Jusqu'en 2038, Deschambault-Grondines et Portneuf profiteront annuellement d'une aide financière de 300 000$ pour la mise en oeuvre de projets qui restent à être définis. L'alliance entre les deux localités voisines - qui devront assumer 25 % de la facture des futures initiatives - est attribuable au parc industriel qu'elles partagent, parc où s'est implantée, il y a 20 ans, l'usine de première fusion.
Avec l'aide du Centre local de développement de Portneuf et de la firme TechnoCentre, une entreprise spécialisée dans l'intervention auprès de municipalités qui souhaitent prendre le virage du développement durable, un plan d'action sera élaboré, puis déployé avec la participation de la population. Les premiers résultats concrets de la démarche pourraient voir le jour en 2013.
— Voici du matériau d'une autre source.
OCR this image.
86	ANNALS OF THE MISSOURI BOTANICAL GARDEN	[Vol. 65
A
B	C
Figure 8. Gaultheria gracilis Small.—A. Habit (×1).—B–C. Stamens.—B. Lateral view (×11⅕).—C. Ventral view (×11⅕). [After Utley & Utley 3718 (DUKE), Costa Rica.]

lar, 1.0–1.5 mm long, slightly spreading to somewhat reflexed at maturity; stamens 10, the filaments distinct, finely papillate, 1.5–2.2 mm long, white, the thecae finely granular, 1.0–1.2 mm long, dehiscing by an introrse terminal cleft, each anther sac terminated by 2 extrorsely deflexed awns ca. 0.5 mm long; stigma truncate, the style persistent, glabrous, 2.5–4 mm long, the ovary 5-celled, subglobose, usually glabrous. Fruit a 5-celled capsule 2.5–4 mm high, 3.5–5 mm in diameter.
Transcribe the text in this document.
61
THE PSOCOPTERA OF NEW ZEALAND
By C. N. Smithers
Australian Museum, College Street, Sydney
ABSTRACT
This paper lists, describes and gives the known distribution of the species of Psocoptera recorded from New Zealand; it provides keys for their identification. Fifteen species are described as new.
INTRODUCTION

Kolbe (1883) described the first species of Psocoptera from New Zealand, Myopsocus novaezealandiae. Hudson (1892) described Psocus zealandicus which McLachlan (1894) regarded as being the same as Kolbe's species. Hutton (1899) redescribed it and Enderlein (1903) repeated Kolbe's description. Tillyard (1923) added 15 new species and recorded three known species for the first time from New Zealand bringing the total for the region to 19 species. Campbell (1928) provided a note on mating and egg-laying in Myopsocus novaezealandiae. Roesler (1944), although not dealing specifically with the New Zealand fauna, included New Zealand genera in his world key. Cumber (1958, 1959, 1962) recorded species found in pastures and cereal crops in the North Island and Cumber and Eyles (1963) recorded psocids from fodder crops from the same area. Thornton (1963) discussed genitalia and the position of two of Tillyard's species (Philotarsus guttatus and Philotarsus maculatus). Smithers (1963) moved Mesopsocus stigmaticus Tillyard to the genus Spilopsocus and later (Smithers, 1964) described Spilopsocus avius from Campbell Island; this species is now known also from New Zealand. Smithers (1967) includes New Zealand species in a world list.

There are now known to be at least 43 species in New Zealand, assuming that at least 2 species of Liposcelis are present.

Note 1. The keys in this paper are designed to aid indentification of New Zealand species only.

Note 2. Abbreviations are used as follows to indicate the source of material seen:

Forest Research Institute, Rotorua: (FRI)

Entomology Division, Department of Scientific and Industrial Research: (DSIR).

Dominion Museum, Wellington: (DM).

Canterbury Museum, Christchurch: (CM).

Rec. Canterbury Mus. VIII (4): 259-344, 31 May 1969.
«Dès l'automne, nous prévoyons organiser des forums citoyens pour déterminer, dans les grandes lignes, les orientations à prendre. Comme nous sommes en bordure du fleuve, des initiatives touchant la protection de l'eau pourraient par exemple être envisagées», lance le maire de Deschambault-Grondines, Gaston Arcand.
En décembre dernier, la Ville de Portneuf a mandaté une firme pour faire l'inventaire de ses émissions de gaz à effet de serre et pour préparer un plan d'action visant leur réduction. «Dans notre cas, le fonds servira à passer de l'étape des idées à celle des actions concertées», commente de son côté le maire de Portneuf, Nelson Bédard.
Les Villes de Bécancour et de Baie-Comeau, où Alcoa possède aussi des installations, recevront également leur part du Fonds pour les collectivités durables. Au total, la multinationale versera, dans ses usines québécoises, quelque 25 millions$ sur 25 ans.